I tried the following code and attempted to create a list of lists that I could unnest:
all_comparisons <- lapply(1:ncol(data), function(i) aggregate(data$cost~.,
data[c(c(1:i), i)], sum))
huge_list_all_comparisons <- all_comparisons %>% bind_rows(all_comparisons) %>% # make larger sample data
mutate_if(is.list, simplify_all) %>% # flatten each list element internally
unnest()
>huge_list_all_comparisons
A tibble: 40 × 8
team team.1 `data$cost` height height.1 size size.1 cost.1
<chr> <chr> <dbl> <chr> <chr> <chr> <chr> <dbl>
1 A A 13 NA NA NA NA NA
2 B B 10 NA NA NA NA NA
3 C C 4 NA NA NA NA NA
4 A NA 4 short short NA NA NA
5 B NA 5 short short NA NA NA
6 A NA 9 tall tall NA NA NA
7 B NA 5 tall tall NA NA NA
8 C NA 4 tall tall NA NA NA
9 A NA 4 short NA big big NA
10 A NA 5 tall NA big big NA
# … with 30 more rows
which returns cost sums of every single possible grouping, not just pairwise (in the real data set this would be prohibitive and lead to over a million rows of comparisons)

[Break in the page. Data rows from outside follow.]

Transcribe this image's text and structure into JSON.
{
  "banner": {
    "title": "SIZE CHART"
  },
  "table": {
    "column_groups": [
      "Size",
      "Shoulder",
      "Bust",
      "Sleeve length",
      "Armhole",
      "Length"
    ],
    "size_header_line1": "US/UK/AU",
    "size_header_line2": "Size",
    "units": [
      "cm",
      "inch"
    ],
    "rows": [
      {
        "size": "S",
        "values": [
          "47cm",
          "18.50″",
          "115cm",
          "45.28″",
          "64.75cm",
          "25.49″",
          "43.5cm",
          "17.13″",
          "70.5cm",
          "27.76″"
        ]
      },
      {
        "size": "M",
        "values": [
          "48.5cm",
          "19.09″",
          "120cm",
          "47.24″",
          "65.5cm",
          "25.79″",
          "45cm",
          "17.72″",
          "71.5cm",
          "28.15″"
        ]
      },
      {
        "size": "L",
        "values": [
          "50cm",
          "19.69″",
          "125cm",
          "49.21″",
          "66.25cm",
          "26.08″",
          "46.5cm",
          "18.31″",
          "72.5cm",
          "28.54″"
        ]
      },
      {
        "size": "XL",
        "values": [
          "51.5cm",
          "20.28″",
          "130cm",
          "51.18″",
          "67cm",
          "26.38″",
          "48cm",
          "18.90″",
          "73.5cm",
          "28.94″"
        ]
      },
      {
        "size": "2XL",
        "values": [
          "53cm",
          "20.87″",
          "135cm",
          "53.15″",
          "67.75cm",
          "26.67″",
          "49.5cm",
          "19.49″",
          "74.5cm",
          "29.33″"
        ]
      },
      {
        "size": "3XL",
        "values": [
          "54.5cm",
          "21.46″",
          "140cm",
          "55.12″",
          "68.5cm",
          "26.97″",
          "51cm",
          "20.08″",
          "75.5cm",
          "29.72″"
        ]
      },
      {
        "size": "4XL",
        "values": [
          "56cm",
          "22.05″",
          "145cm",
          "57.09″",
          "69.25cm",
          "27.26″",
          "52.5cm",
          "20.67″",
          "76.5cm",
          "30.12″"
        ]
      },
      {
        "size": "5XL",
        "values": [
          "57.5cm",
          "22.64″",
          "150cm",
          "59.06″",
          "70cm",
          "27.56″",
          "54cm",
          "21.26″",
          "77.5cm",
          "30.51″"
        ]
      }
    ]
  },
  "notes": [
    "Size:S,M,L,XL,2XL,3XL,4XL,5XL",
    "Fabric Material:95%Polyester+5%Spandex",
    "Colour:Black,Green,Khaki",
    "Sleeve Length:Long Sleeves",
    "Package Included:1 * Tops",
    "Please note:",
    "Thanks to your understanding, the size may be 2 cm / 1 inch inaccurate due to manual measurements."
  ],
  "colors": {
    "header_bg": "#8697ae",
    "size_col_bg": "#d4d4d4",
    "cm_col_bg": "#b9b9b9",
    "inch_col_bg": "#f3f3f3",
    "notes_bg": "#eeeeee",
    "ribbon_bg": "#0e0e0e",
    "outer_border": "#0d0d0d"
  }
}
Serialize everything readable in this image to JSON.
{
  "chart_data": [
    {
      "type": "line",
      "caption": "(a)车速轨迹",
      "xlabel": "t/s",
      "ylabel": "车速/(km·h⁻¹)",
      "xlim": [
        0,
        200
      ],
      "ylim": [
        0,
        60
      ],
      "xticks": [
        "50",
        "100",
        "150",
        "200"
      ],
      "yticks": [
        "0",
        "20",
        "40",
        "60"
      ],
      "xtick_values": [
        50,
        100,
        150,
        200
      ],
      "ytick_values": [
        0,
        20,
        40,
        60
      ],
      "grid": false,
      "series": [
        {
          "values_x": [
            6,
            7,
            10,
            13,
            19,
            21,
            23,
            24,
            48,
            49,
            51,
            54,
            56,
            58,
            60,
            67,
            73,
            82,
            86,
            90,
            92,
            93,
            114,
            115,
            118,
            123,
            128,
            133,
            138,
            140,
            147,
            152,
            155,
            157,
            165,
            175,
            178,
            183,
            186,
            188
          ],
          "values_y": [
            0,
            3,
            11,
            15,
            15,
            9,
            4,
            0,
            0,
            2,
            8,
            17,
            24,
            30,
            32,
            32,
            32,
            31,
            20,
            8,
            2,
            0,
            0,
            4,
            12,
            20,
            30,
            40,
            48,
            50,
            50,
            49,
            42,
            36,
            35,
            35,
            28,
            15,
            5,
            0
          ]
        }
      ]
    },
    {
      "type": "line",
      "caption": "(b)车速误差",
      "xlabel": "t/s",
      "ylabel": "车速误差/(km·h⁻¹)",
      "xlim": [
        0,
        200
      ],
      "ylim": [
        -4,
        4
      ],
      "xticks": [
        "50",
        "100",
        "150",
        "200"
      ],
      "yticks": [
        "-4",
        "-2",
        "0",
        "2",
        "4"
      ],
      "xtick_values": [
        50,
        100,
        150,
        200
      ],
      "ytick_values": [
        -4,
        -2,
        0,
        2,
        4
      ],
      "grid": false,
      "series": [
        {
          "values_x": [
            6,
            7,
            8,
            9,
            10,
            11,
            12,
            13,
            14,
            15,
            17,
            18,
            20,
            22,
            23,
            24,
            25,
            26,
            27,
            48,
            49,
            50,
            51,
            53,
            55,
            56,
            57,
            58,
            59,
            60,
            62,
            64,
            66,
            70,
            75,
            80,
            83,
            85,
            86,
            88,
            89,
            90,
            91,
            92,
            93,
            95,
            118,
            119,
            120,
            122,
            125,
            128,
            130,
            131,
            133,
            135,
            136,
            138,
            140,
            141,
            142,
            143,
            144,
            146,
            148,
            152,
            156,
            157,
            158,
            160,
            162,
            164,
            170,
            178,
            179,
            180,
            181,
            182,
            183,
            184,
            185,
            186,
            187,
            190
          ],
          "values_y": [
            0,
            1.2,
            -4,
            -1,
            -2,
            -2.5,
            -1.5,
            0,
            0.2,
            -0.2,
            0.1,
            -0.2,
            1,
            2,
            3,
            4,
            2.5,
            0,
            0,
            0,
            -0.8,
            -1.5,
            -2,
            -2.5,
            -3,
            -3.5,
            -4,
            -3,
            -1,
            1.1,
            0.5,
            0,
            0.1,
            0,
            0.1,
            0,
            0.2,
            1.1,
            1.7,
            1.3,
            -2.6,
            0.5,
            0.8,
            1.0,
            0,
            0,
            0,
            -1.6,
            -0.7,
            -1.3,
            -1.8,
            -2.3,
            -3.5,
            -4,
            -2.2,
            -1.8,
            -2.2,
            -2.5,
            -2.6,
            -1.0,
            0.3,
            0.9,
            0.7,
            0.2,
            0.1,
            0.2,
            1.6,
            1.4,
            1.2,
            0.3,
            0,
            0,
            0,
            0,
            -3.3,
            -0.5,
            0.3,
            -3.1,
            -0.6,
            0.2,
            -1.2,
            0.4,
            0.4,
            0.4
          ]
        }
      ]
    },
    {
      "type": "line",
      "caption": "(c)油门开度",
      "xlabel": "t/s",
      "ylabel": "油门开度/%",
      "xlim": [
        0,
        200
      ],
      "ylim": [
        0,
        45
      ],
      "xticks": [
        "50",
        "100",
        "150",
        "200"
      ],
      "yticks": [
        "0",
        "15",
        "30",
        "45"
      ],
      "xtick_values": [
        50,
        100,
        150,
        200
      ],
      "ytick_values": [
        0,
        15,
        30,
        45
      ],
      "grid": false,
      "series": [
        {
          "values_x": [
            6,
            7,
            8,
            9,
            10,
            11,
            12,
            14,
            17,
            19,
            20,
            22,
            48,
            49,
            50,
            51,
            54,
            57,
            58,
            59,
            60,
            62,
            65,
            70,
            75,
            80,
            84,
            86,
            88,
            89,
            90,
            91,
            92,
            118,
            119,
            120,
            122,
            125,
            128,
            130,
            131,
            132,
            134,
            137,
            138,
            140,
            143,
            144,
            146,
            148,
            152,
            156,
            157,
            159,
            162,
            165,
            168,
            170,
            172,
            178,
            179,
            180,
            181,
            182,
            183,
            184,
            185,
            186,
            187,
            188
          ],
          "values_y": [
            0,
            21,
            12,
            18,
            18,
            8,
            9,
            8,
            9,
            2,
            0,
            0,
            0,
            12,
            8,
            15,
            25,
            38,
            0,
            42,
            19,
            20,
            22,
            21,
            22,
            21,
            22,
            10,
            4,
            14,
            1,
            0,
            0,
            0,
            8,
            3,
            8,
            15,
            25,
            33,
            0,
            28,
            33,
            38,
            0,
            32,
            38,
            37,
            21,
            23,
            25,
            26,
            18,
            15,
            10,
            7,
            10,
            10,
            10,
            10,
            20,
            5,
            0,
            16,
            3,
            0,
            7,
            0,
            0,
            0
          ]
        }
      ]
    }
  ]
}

I would greatly appreciate any help getting some code that I could use to accomplish this pairwise group aggregation across the dataframe
CodePudding user response:
You can use combn()
to get the possible combinations of indices and then lapply()
over that.
library(tidyverse)
data |>
seq_along() |>
combn(2, simplify = F) |>
lapply(\(i) aggregate(data$cost~., data[c(i[1], i[2])], sum))
#> [[1]]
#> team height data$cost
#> 1 A short 4
#> 2 B short 5
#> 3 A tall 9
#> 4 B tall 5
#> 5 C tall 4
#>
#> [[2]]
#> team size data$cost
#> 1 A big 9
#> 2 C big 4
#> 3 A small 4
#> 4 B small 10
#>
#> [[3]]
#> team data$cost
#> 1 A 13
#> 2 B 10
#> 3 C 4
#>
#> [[4]]
#> height size data$cost
#> 1 short big 4
#> 2 tall big 9
#> 3 short small 5
#> 4 tall small 9
#>
#> [[5]]
#> height data$cost
#> 1 short 9
#> 2 tall 18
#>
#> [[6]]
#> size data$cost
#> 1 big 13
#> 2 small 14
Created on 2022-03-30 by the reprex package (v2.0.1)